The Uphaar Cinema Project invites viewers into a hauntingly preserved world, frozen in time since the devastating fire of 1997. Once a bustling symbol of community and entertainment, the abandoned cinema now stands as a poignant memory capsule amidst the ever-evolving urban landscape.
The work incorporates original artifacts—charred film negatives, handwritten documents, and burnt pages from 1997, including a page from the Delhi High Court lawsuit against the cinema owners. These relics, preserved against all odds, are digitized and presented to reveal a moment suspended between the past and present.
Photographed entirely using natural light filtering through the fractured roof and shattered windows, the images emphasize the raw and unaltered state of the space.
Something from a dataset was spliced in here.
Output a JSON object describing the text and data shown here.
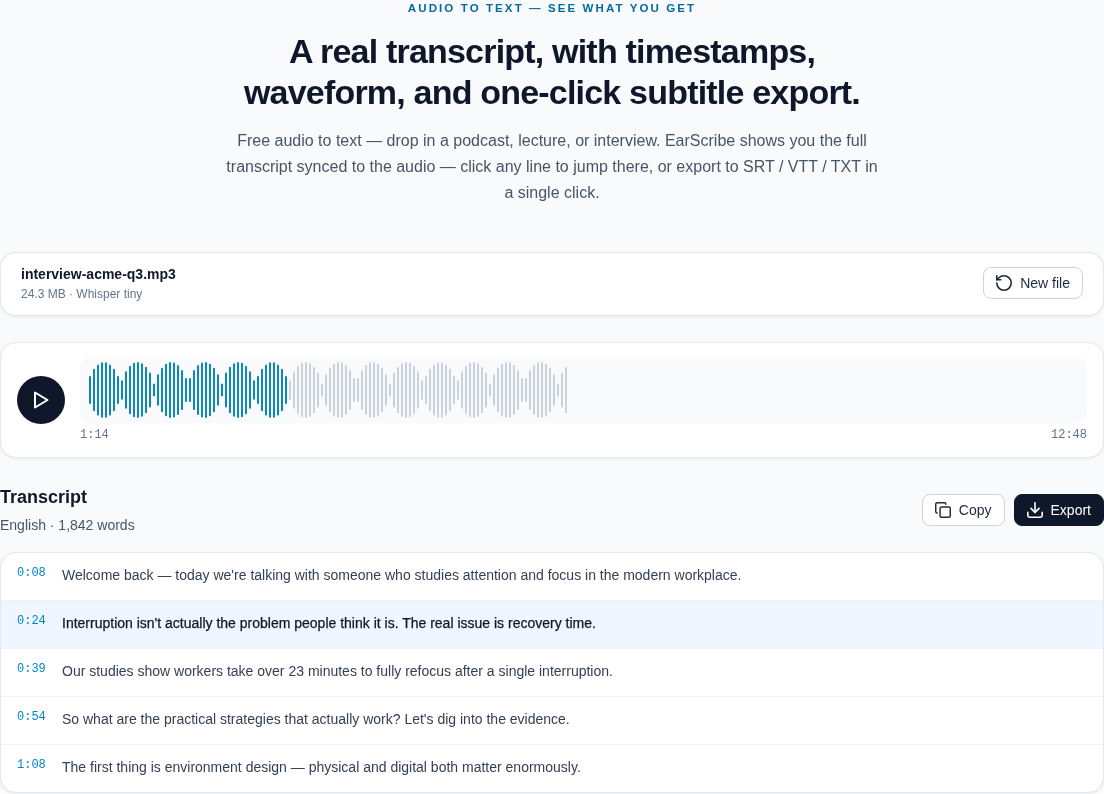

This deliberate approach immerses the viewer in the atmosphere of the abandoned structure, where history and memory converge in silence.
The exhibition explores themes of loss, resilience, and the enduring presence of history in forgotten spaces. Each photograph serves as a window into the tension between preservation and decay, inviting reflection on the fragility of memory and the stories that linger in the objects we leave behind. This collection of images transforms a site of devastation into a space for remembrance, reflection, and connection—reminding us of the delicate interplay between destruction and survival in the narratives we carry forward.
Ultimately, the Uphaar Cinema Project is an exploration of memory in its rawest form—charred, imperfect, and enduring—captured through a lens that brings the past back into focus.